Isa Pearl Ritchie is a Wellington-based writer. As a child, she loved creating imaginary worlds. She grew up in the Waikato as a Pākehā child in a bicultural family, and Te Reo Māori was her first written language. She has completed a PhD on food sovereignty in Aotearoa. Her second novel, Fishing for Māui, was selected as one of the top books of 2018 in the New Zealand Listener and was a finalist in the NZ Booklovers Award for Best Adult Fiction Book 2019. Into the Labyrinth is her second book for young readers and is a follow-up to 2019’s Awa and the Dreamrealm.
Q: You’ve described yourself as a recovering academic. Is this a kind of sickness, an addiction like alcoholism, or something else? Is there hope for long-term remission?
A: I suspect it’s a bit like an addiction except you get more certificates and less enjoyment. To do academia for 13 years or so you need to be quite fixated on it, and although a lot of people assume you have to be smart to do a PhD, it’s probably more a combination of stubbornness, naivety and intense curiosity for most people.
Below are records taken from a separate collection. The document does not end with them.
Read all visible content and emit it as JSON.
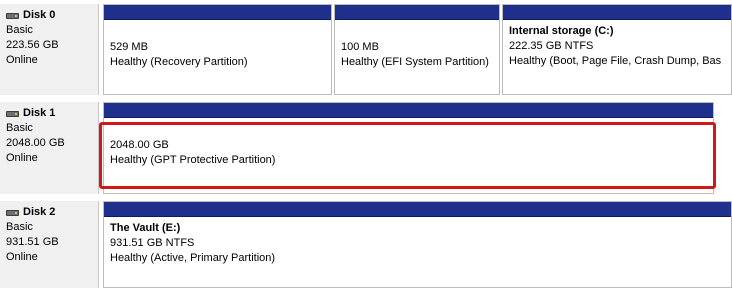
{
  "disks": [
    {
      "name": "Disk 0",
      "type": "Basic",
      "size": "223.56 GB",
      "status": "Online",
      "partitions": [
        {
          "title": "",
          "size": "529 MB",
          "status": "Healthy (Recovery Partition)"
        },
        {
          "title": "",
          "size": "100 MB",
          "status": "Healthy (EFI System Partition)"
        },
        {
          "title": "Internal storage  (C:)",
          "size": "222.35 GB NTFS",
          "status": "Healthy (Boot, Page File, Crash Dump, Bas"
        }
      ]
    },
    {
      "name": "Disk 1",
      "type": "Basic",
      "size": "2048.00 GB",
      "status": "Online",
      "partitions": [
        {
          "title": "",
          "size": "2048.00 GB",
          "status": "Healthy (GPT Protective Partition)"
        }
      ]
    },
    {
      "name": "Disk 2",
      "type": "Basic",
      "size": "931.51 GB",
      "status": "Online",
      "partitions": [
        {
          "title": "The Vault  (E:)",
          "size": "931.51 GB NTFS",
          "status": "Healthy (Active, Primary Partition)"
        }
      ]
    }
  ],
  "colors": {
    "partition_bar": "#1f2f8c",
    "highlight": "#d4161b",
    "info_panel": "#f0f0f0"
  },
  "icons": {
    "disk": "disk-drive-icon"
  }
}
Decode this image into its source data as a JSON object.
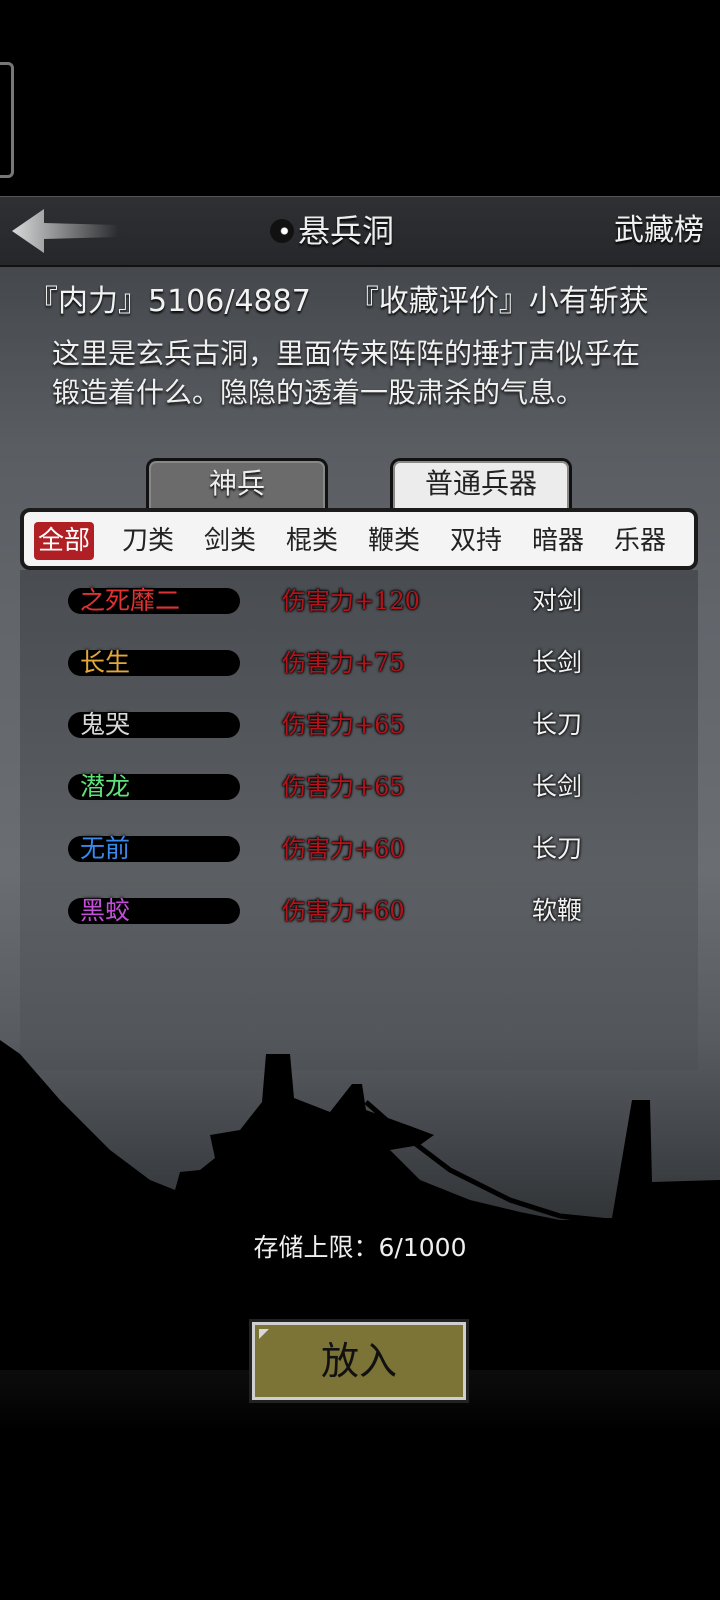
{
  "header": {
    "title": "悬兵洞",
    "rank_link": "武藏榜"
  },
  "stats": {
    "neili_label": "『内力』",
    "neili_value": "5106/4887",
    "collection_label": "『收藏评价』",
    "collection_value": "小有斩获"
  },
  "description": "这里是玄兵古洞，里面传来阵阵的捶打声似乎在锻造着什么。隐隐的透着一股肃杀的气息。",
  "tabs": [
    {
      "label": "神兵",
      "active": false
    },
    {
      "label": "普通兵器",
      "active": true
    }
  ],
  "categories": [
    {
      "label": "全部",
      "active": true
    },
    {
      "label": "刀类"
    },
    {
      "label": "剑类"
    },
    {
      "label": "棍类"
    },
    {
      "label": "鞭类"
    },
    {
      "label": "双持"
    },
    {
      "label": "暗器"
    },
    {
      "label": "乐器"
    }
  ],
  "weapons": [
    {
      "name": "之死靡二",
      "color": "#e03232",
      "damage": "伤害力+120",
      "type": "对剑"
    },
    {
      "name": "长生",
      "color": "#e3a73a",
      "damage": "伤害力+75",
      "type": "长剑"
    },
    {
      "name": "鬼哭",
      "color": "#d8d8d8",
      "damage": "伤害力+65",
      "type": "长刀"
    },
    {
      "name": "潜龙",
      "color": "#5ce27a",
      "damage": "伤害力+65",
      "type": "长剑"
    },
    {
      "name": "无前",
      "color": "#3a88e8",
      "damage": "伤害力+60",
      "type": "长刀"
    },
    {
      "name": "黑蛟",
      "color": "#c24fd8",
      "damage": "伤害力+60",
      "type": "软鞭"
    }
  ],
  "storage": {
    "label": "存储上限：",
    "value": "6/1000"
  },
  "put_button_label": "放入",
  "icons": {
    "back": "arrow-left-icon",
    "title_marker": "exclamation-dot-icon"
  }
}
There is hope for long-term remission if you get sick of the insecure, competitive, and limited employment situation and get a real job.
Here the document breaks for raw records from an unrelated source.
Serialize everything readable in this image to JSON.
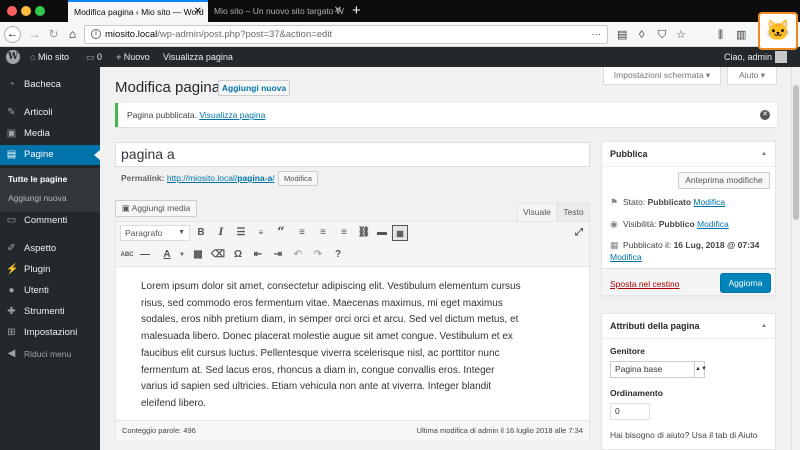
{
  "browser": {
    "tabs": [
      {
        "title": "Modifica pagina ‹ Mio sito — Word"
      },
      {
        "title": "Mio sito – Un nuovo sito targato W"
      }
    ],
    "new_tab": "+",
    "url_host": "miosito.local",
    "url_path": "/wp-admin/post.php?post=37&action=edit"
  },
  "adminbar": {
    "site_name": "Mio sito",
    "comments_count": "0",
    "new_label": "Nuovo",
    "view_page": "Visualizza pagina",
    "greeting": "Ciao, admin"
  },
  "sidebar": {
    "items": [
      {
        "label": "Bacheca",
        "icon": "dashboard-icon"
      },
      {
        "label": "Articoli",
        "icon": "pin-icon"
      },
      {
        "label": "Media",
        "icon": "media-icon"
      },
      {
        "label": "Pagine",
        "icon": "pages-icon"
      },
      {
        "label": "Commenti",
        "icon": "comments-icon"
      },
      {
        "label": "Aspetto",
        "icon": "brush-icon"
      },
      {
        "label": "Plugin",
        "icon": "plugin-icon"
      },
      {
        "label": "Utenti",
        "icon": "users-icon"
      },
      {
        "label": "Strumenti",
        "icon": "tools-icon"
      },
      {
        "label": "Impostazioni",
        "icon": "settings-icon"
      },
      {
        "label": "Riduci menu",
        "icon": "collapse-icon"
      }
    ],
    "submenu": [
      "Tutte le pagine",
      "Aggiungi nuova"
    ]
  },
  "main": {
    "title": "Modifica pagina",
    "add_new": "Aggiungi nuova",
    "screen_options": "Impostazioni schermata",
    "help": "Aiuto",
    "notice_text": "Pagina pubblicata.",
    "notice_link": "Visualizza pagina",
    "post_title": "pagina a",
    "permalink_label": "Permalink:",
    "permalink_base": "http://miosito.local/",
    "permalink_slug": "pagina-a",
    "permalink_end": "/",
    "permalink_edit": "Modifica",
    "add_media": "Aggiungi media",
    "tab_visual": "Visuale",
    "tab_text": "Testo",
    "format_select": "Paragrafo",
    "content": "Lorem ipsum dolor sit amet, consectetur adipiscing elit. Vestibulum elementum cursus risus, sed commodo eros fermentum vitae. Maecenas maximus, mi eget maximus sodales, eros nibh pretium diam, in semper orci orci et arcu. Sed vel dictum metus, et malesuada libero. Donec placerat molestie augue sit amet congue. Vestibulum et ex faucibus elit cursus luctus. Pellentesque viverra scelerisque nisl, ac porttitor nunc fermentum at. Sed lacus eros, rhoncus a diam in, congue convallis eros. Integer varius id sapien sed ultricies. Etiam vehicula non ante at viverra. Integer blandit eleifend libero.",
    "word_count": "Conteggio parole: 496",
    "last_modified": "Ultima modifica di admin il 16 luglio 2018 alle 7:34"
  },
  "publish": {
    "title": "Pubblica",
    "preview": "Anteprima modifiche",
    "status_label": "Stato:",
    "status_value": "Pubblicato",
    "visibility_label": "Visibilità:",
    "visibility_value": "Pubblico",
    "published_label": "Pubblicato il:",
    "published_value": "16 Lug, 2018 @ 07:34",
    "edit": "Modifica",
    "trash": "Sposta nel cestino",
    "update": "Aggiorna"
  },
  "attributes": {
    "title": "Attributi della pagina",
    "parent_label": "Genitore",
    "parent_value": "Pagina base",
    "order_label": "Ordinamento",
    "order_value": "0",
    "help_text": "Hai bisogno di aiuto? Usa il tab di Aiuto"
  },
  "colors": {
    "accent": "#0073aa",
    "sidebar": "#23282d",
    "notice_success": "#46b450",
    "trash": "#a00000"
  }
}
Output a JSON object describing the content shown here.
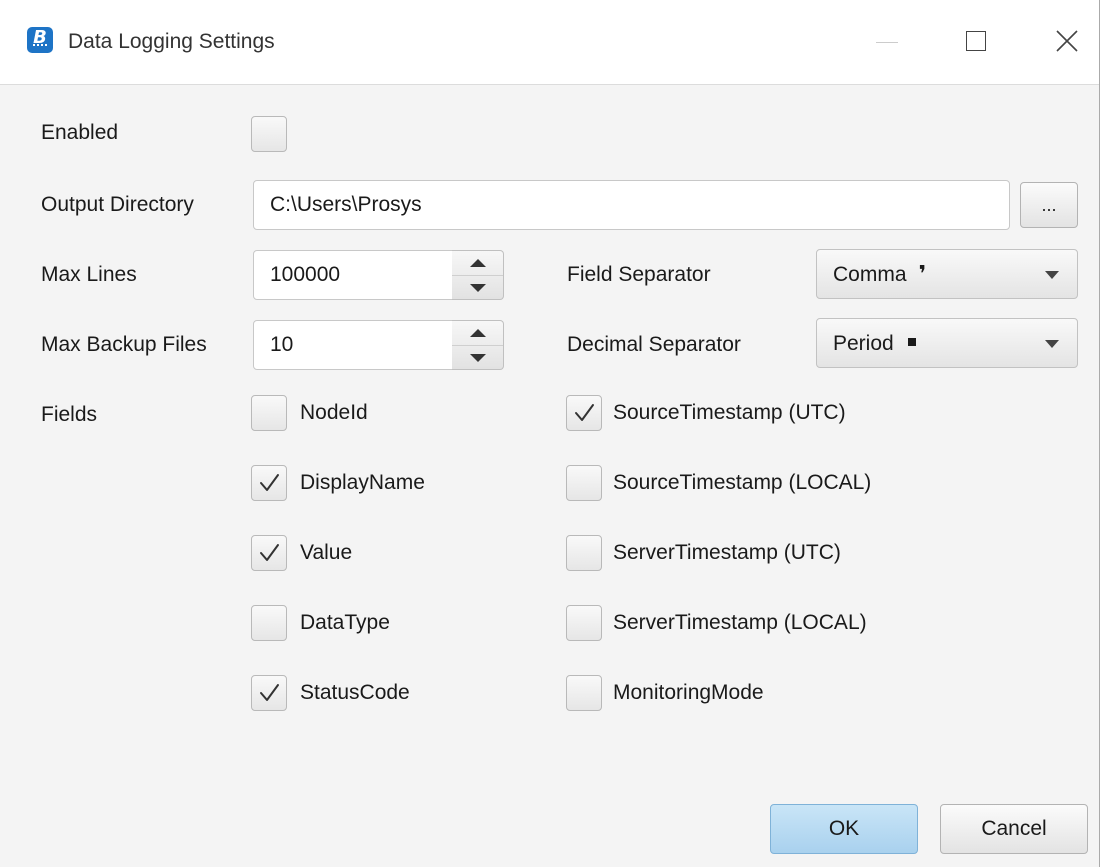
{
  "window": {
    "title": "Data Logging Settings",
    "app_icon_letter": "B"
  },
  "form": {
    "enabled_label": "Enabled",
    "enabled_checked": false,
    "output_directory_label": "Output Directory",
    "output_directory_value": "C:\\Users\\Prosys",
    "browse_button_label": "...",
    "max_lines_label": "Max Lines",
    "max_lines_value": "100000",
    "max_backup_files_label": "Max Backup Files",
    "max_backup_files_value": "10",
    "field_separator_label": "Field Separator",
    "field_separator_value": "Comma",
    "decimal_separator_label": "Decimal Separator",
    "decimal_separator_value": "Period",
    "fields_label": "Fields"
  },
  "fields_left": [
    {
      "label": "NodeId",
      "checked": false
    },
    {
      "label": "DisplayName",
      "checked": true
    },
    {
      "label": "Value",
      "checked": true
    },
    {
      "label": "DataType",
      "checked": false
    },
    {
      "label": "StatusCode",
      "checked": true
    }
  ],
  "fields_right": [
    {
      "label": "SourceTimestamp (UTC)",
      "checked": true
    },
    {
      "label": "SourceTimestamp (LOCAL)",
      "checked": false
    },
    {
      "label": "ServerTimestamp (UTC)",
      "checked": false
    },
    {
      "label": "ServerTimestamp (LOCAL)",
      "checked": false
    },
    {
      "label": "MonitoringMode",
      "checked": false
    }
  ],
  "buttons": {
    "ok_label": "OK",
    "cancel_label": "Cancel"
  },
  "colors": {
    "accent_ok": "#b9dbf2",
    "app_icon": "#1e74c6",
    "dialog_background": "#f4f4f4"
  }
}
A: I was going to bed one night and I had this half-asleep lucid dream about a dream creature that visits sleeping humans and whispers dream suggestions in their ears… there were a lot of purple sparkles and stars. I had to get up and write it down, because the vision was so intense and brought together a lot of other things I was interested in potentially exploring, like Jungian concepts of the collective unconscious. I had to finish some other projects I was working on first, so I let the idea gestate for over a year, collecting all kinds of other debris with it. I would also get up and first thing and write down my odd surreal dreams as a kind of inspiration – so that I was somehow connected to that dreaming brain.
Q: You’re shopping for emergency food because of last night’s party. At the supermarket you meet Jean Luc Picard. A) what happened at the party and B) why is Jean Luc there?
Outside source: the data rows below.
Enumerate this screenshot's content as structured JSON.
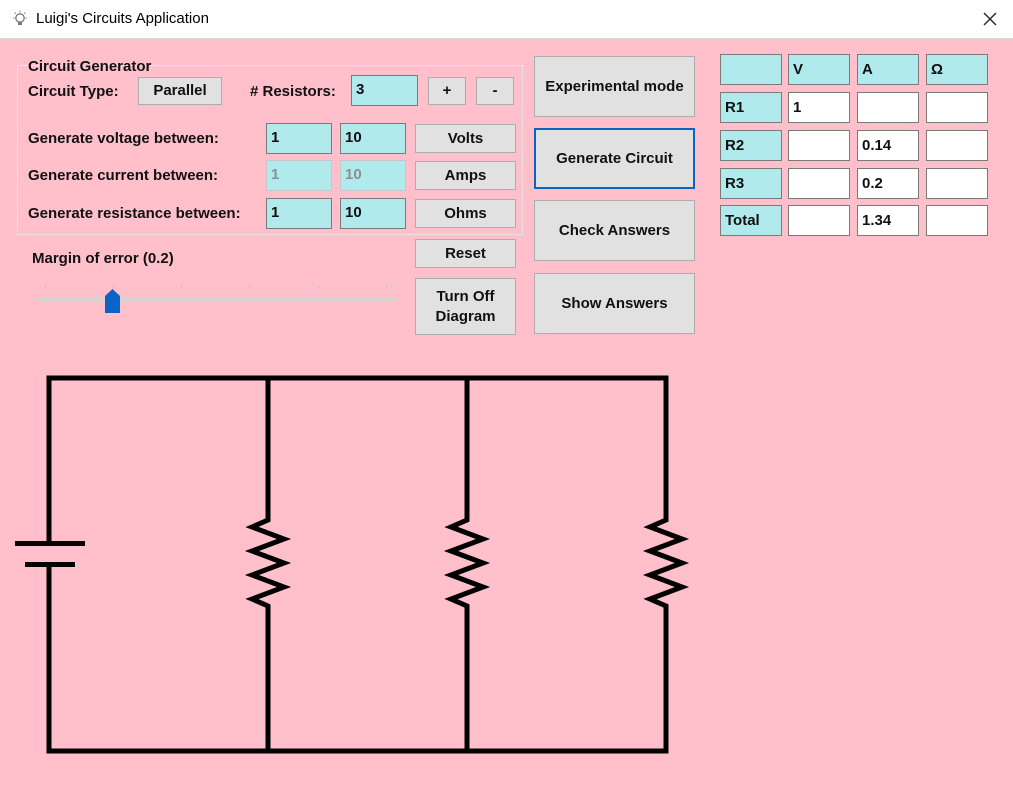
{
  "window": {
    "title": "Luigi's Circuits Application",
    "icon": "lightbulb-icon",
    "close_icon": "close-icon"
  },
  "generator": {
    "title": "Circuit Generator",
    "circuit_type_label": "Circuit Type:",
    "circuit_type_value": "Parallel",
    "resistors_label": "# Resistors:",
    "resistors_value": "3",
    "plus_label": "+",
    "minus_label": "-",
    "voltage": {
      "label": "Generate voltage between:",
      "min": "1",
      "max": "10",
      "button": "Volts"
    },
    "current": {
      "label": "Generate current between:",
      "min": "1",
      "max": "10",
      "button": "Amps"
    },
    "resistance": {
      "label": "Generate resistance between:",
      "min": "1",
      "max": "10",
      "button": "Ohms"
    }
  },
  "margin": {
    "label": "Margin of error (0.2)",
    "value_fraction": 0.2
  },
  "buttons": {
    "reset": "Reset",
    "turn_off_diagram": "Turn Off Diagram",
    "experimental_mode": "Experimental mode",
    "generate_circuit": "Generate Circuit",
    "check_answers": "Check Answers",
    "show_answers": "Show Answers"
  },
  "table": {
    "columns": [
      "",
      "V",
      "A",
      "Ω"
    ],
    "rows": [
      {
        "name": "R1",
        "V": "1",
        "A": "",
        "Ohm": ""
      },
      {
        "name": "R2",
        "V": "",
        "A": "0.14",
        "Ohm": ""
      },
      {
        "name": "R3",
        "V": "",
        "A": "0.2",
        "Ohm": ""
      },
      {
        "name": "Total",
        "V": "",
        "A": "1.34",
        "Ohm": ""
      }
    ]
  },
  "diagram": {
    "type": "parallel",
    "resistor_count": 3
  },
  "colors": {
    "background": "#ffbfcb",
    "field": "#b0eaec",
    "button": "#e1e1e1",
    "accent": "#0a64c8"
  }
}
A: First I’d say, “hey, aren’t you in the wrong time period?” Then I’d beg him to take me back to the 24th century where I won’t have to worry about money or common ailments. Then I’d look at him more closely and say, “Aren’t you also that guy from Xmen?”
I’m shopping for emergency food because I forgot that I kind of hate parties and accidentally let a whole lot of people into my apartment who stole all the toilet paper and disinfectant and all our disaster emergency food. They weren’t impressed when I told them not to drink my gin and offered them tea instead. I ended up drinking all the gin to cope with the influx of people and I spend the next morning feeling like I embarrassed myself somehow.
Awa and the Dreamrealm is a real treat, even if you don’t like gin or tea. You’ll love it whether you’re from Scotland or the 24th century.